C’est la saison des chenilles processionnaires ! Prudence si vous disposez d’un jardin ou promenez un animal

Portez des vêtements longs,
Restez à distance des nids,
Évitez de vous frottez les yeux.
Bien laver les fruits et les légumes de son jardin à proximité
Eviter de faire sécher le linge à côté d’arbres infestés

Les chenilles processionnaires sont des insectes, présents dans plusieurs régions de France, y compris en ville. Affaiblissant les arbres, elles ont également un impact sur la santé humaine provoquant de réactions inflammatoires de la peau ou, plus grave, des muqueuses respiratoires. Saisie afin d’évaluer les méthodes alternatives au traitement chimique pour lutter contre ces insectes, l’Anses recommande la combinaison de mesures préventives et curatives.

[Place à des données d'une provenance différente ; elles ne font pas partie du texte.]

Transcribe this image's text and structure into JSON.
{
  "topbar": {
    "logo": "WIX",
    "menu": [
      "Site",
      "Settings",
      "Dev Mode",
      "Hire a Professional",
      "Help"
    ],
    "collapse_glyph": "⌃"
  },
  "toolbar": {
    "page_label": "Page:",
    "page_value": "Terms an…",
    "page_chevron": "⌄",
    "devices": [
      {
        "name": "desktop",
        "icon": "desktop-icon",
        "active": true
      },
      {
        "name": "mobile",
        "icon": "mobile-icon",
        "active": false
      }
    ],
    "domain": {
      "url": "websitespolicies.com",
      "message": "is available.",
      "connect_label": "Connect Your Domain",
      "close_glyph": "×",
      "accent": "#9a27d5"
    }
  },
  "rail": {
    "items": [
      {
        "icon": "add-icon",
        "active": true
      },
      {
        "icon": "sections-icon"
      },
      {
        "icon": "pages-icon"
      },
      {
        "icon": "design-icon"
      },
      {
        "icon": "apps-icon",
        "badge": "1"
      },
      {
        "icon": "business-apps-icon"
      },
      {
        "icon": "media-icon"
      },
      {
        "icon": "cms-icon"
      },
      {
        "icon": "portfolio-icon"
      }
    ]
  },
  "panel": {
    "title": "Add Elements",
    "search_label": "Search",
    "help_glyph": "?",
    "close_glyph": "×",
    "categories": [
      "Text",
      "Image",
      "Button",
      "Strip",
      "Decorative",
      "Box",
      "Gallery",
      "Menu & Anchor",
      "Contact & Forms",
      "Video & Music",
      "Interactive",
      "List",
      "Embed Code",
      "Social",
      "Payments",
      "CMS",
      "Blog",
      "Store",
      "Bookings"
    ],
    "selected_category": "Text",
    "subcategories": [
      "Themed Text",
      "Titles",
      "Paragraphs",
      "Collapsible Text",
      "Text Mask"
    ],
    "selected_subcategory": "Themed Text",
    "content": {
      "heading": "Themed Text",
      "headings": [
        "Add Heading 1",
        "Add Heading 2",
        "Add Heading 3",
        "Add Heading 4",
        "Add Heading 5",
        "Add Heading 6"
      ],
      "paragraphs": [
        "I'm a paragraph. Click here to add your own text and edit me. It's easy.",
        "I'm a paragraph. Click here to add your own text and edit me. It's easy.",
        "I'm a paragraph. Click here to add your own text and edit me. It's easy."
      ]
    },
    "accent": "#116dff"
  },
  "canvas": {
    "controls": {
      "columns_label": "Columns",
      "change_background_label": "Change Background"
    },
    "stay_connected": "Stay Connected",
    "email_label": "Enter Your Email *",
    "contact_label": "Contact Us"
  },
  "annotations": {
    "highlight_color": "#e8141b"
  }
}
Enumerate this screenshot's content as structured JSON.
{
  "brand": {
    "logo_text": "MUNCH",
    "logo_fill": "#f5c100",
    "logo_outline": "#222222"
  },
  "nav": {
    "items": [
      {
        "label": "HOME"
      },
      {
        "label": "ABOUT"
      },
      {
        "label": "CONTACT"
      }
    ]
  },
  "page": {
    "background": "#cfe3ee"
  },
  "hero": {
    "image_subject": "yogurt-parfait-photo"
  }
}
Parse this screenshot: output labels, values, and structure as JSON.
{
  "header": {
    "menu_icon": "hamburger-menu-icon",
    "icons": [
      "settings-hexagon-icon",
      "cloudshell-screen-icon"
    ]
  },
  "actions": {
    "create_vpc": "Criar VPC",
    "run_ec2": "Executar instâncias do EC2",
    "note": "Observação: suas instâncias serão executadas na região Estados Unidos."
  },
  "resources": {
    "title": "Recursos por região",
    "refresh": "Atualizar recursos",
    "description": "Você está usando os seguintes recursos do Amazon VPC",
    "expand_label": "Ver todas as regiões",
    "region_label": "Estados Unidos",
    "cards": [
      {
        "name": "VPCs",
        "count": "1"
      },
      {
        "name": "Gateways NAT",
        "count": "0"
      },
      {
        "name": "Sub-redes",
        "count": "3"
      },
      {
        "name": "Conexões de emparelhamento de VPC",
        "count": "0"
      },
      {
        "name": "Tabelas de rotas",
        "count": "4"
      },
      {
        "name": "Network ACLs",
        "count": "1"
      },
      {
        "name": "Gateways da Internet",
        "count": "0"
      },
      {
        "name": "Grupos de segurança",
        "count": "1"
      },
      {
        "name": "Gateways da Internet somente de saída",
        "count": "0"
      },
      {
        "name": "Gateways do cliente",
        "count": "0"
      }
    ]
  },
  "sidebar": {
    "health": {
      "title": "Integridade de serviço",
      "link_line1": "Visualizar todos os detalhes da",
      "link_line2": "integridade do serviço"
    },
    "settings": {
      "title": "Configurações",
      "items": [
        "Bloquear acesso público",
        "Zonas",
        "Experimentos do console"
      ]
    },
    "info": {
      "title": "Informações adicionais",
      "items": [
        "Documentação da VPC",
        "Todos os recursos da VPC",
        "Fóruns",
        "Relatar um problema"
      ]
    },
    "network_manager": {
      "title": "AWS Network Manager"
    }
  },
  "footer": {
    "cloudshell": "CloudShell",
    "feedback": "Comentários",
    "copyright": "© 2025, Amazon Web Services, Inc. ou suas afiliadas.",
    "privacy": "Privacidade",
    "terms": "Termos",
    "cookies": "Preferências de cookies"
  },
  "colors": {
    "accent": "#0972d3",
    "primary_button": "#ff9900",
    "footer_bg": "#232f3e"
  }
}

Les chenilles processionnaires sont des insectes présents dans plusieurs régions de France, y compris en ville, et dont la prolifération provoque un affaiblissement des arbres. Elles ont également un impact sur la santé humaine et animale, leurs poils, urticants et allergisants, étant responsables de réactions inflammatoires de la peau ou, plus grave, des muqueuses respiratoires.  

Ces chenilles touchent différentes régions, essentiellement le pourtour méditerranéen et la façade atlantique jusqu’aux Pyrénées-Orientales pour la processionnaire du pin, et les régions d’Alsace, de Bourgogne, d’Ile-de-France, du Centre, de Poitou-Charentes et de Midi-Pyrénées pour la processionnaire du chêne.

Les essences d’arbres dont se nourrissent les chenilles sont présentes en zones urbanisées,  et les traitements insecticides par voie aérienne ne peuvent être utilisés dans ces zones pour des raisons sanitaires.

Dans ce contexte de multiplication des infestations, l’Anses avait mené un travail d’identification des méthodes alternatives de lutte envisageables (mécanique, chimique,…) en zones urbanisées, tout en préservant la santé des populations et l’environnement en 2013.

POUR LA CHENILLE PROCESSIONNAIRE DU CHÊNE

Les connaissances scientifiques et techniques sur la biologie et l’épidémiologie (état des populations) de la chenille processionnaire du chêne semblent encore trop peu fournies pour permettre de proposer des recommandations en matière de lutte. Des efforts de recherche conséquents devront donc être entrepris pour établir des méthodes de gestion alternatives et intégrées du risque associé à la processionnaire du chêne.

POUR LA CHENILLE PROCESSIONNAIRE DU PIN

L’Agence a analysé deux cas : un cas de « tolérance  zéro », où les contraintes locales exigent l’éradication des populations de processionnaires (cours d’écoles, arbres classés ou remarquables, parcs très fréquentés, espaces piétons touristiques, etc.), et un cas où la présence de faibles niveaux de populations de chenilles peut être acceptée et comprise par les riverains (bords de routes, grands parcs urbains etc.).

POUR LES SITUATIONS DE « TOLÉRANCE ZÉRO »

L’Agence considère que, de façon préventive, il conviendrait d’éviter de planter dans ces endroits les essences les plus vulnérables ou attractives aux chenilles processionnaires du pin ou conseiller de les planter dans des bosquets en association avec des essences feuillues à croissance aussi rapide (bouleau par exemple).

Il convient aussi de vérifier l’absence de chrysalides (état intermédiaire par lequel passe la chenille avant de devenir papillon) dans la terre des containers pour les arbres à planter issus des pépinières ou de traiter le sol des containers.

Dans les situations où les arbres sont déjà en place, il convient de mettre d’abord en œuvre des mesures de détection de la présence de processionnaires du pin à l’aide de pièges à phéromone substance chimique comparable aux hormones, attirant les insectes) en été.

En cas de détection de mâles dans les pièges, deux méthodes de lutte curative peuvent être combinées :

  • Si les arbres sont peu nombreux, faciles d’accès et de faible hauteur, la lutte mécanique par destruction des nids et des applications d’insecticides sont préconisées dans le respect des conditions d’autorisation de mise sur le marché des produits utilisés.
  • Dans tous les cas, des pièges à chenilles (collier autour des troncs) peuvent être mis en place avant l’hiver (saison des processions, où les chenilles descendent des pins pour s’enfouir au sol) pour éviter le risque d’urtication par les chenilles au sol.